急な話で、他に仕事を手掛けていたこともあり、そのお仕事は辞退させていただきました。

残念ながら、途中まで他社さんが行った工事の引き継ぎは簡単ではありません。

施工の状況が分からないため、すでに行っている工事の内容に責任も持てません。

このように、通常よりも低い価格で請け負う住宅会社さんは存在します。

自転車操業状態になっていて、支払いのためにどうしても仕事が欲しい会社さんです。

先の工務店さんもまさにそんな状態であったのではないかと思います。

そのような会社さんに依頼することで「安くできてよかった」と思われる方もいらっしゃるでしょう。

本当にそれで良かったのかどうかは、数年後に答えが出てきます。

家づくりには適性価格がある!

「正しい金額での施工ではないが、どうしても仕事が欲しい」と安く請け負うことも仕方がないかもしれません。

ですが、それでは会社を長く続けていけません。

景気が上向きであれば、今我慢して将来的に上向く可能性もあるでしょう。

現在のように景気がよろしくない状態では、どこまで耐えられるか「我慢比べ」の状態にもなっています。

設計事務所、施主様にとっても、施工中や完成後の倒産リスクを抱えながら依頼することになります。

工事を行うには、適正な価格があります。

適正価格を下回る価格で受注している住宅会社さんは、現時点でもたくさんあります。

家を建てた住宅会社が、しっかりと家守り工務店としてメンテナンスを行うことで長く住むことができるようになります。

誰が建てたかわからない家をメンテナンスするのは容易ではありません。

現代は、安く買い叩く時代ではありません。

「適正な価格で家をつくる」ことが、今後はより一層必要な条件になるのではないかと思います。

住宅会社は地域に密着して、自分たちで作ったお家や街を守っていく(維持管理する)使命を負っているとも言えます。
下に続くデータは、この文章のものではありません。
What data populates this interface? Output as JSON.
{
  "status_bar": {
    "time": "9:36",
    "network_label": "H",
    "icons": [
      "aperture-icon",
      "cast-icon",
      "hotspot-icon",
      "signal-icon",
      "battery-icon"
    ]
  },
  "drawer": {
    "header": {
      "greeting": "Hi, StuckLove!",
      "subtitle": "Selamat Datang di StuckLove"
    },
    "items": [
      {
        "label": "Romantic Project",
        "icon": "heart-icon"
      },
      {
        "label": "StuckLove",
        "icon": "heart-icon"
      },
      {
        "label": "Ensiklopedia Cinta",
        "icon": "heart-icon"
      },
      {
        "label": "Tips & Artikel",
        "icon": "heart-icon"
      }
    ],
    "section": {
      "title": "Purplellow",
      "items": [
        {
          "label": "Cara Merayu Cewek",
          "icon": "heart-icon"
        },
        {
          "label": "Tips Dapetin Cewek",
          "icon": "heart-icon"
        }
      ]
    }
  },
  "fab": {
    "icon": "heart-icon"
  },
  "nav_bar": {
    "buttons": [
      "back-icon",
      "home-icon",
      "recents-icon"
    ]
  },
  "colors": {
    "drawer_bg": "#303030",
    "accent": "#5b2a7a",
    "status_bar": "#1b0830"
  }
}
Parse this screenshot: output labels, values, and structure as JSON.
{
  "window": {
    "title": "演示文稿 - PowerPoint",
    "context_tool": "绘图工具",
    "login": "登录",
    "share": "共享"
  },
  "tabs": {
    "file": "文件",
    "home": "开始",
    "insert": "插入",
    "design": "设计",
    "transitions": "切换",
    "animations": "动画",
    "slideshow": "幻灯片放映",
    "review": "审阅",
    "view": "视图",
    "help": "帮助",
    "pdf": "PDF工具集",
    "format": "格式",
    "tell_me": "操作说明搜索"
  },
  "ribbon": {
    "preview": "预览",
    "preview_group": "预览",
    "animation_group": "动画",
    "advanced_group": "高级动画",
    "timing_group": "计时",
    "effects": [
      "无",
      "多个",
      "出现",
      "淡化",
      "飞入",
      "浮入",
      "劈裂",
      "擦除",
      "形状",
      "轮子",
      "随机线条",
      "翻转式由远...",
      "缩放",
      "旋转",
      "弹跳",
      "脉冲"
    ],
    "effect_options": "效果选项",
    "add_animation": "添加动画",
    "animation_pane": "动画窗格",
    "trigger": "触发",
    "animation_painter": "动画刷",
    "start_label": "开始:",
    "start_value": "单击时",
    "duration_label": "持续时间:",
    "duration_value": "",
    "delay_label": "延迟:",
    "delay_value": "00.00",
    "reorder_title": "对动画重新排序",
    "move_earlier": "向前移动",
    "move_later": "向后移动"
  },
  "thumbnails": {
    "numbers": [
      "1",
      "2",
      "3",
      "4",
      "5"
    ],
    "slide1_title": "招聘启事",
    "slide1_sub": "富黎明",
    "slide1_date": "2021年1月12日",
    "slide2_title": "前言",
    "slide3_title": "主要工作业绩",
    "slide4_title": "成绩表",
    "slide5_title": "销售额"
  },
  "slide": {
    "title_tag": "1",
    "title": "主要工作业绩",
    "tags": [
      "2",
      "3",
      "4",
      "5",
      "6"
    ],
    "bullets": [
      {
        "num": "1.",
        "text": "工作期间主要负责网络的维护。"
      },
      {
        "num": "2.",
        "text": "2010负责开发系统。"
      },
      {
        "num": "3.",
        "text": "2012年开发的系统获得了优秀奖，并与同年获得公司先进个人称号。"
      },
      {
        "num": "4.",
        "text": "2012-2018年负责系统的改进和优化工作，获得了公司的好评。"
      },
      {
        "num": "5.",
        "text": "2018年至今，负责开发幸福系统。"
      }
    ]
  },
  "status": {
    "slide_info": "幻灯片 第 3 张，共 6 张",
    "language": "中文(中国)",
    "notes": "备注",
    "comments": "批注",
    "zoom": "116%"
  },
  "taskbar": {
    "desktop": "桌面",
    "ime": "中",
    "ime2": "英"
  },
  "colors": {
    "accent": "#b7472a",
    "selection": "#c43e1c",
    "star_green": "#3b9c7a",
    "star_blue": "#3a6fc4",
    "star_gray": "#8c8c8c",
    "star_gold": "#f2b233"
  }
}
「造ったからには維持管理も責任を持つ」会社でなければなりません。

「造りっぱなし」では困ります。

「完成したから後はもういい」では、正しく維持管理ができません。

日本にはもう十分なストックされた住宅があります。

ストック住宅の半分以上は、正しく維持管理されていない住宅となっています。

これから新しく建てられる家は、そんな無管理住宅になって欲しくありません。

建てた人に責任をもって維持管理される家であって欲しいものです。

住宅会社がバタバタと消えて無くなっていってしまっている時代。

これから新築をご計画の方には、造られたお家がしっかり維持管理がなされるよう、適正な価格での家づくりを行っていただければと思います。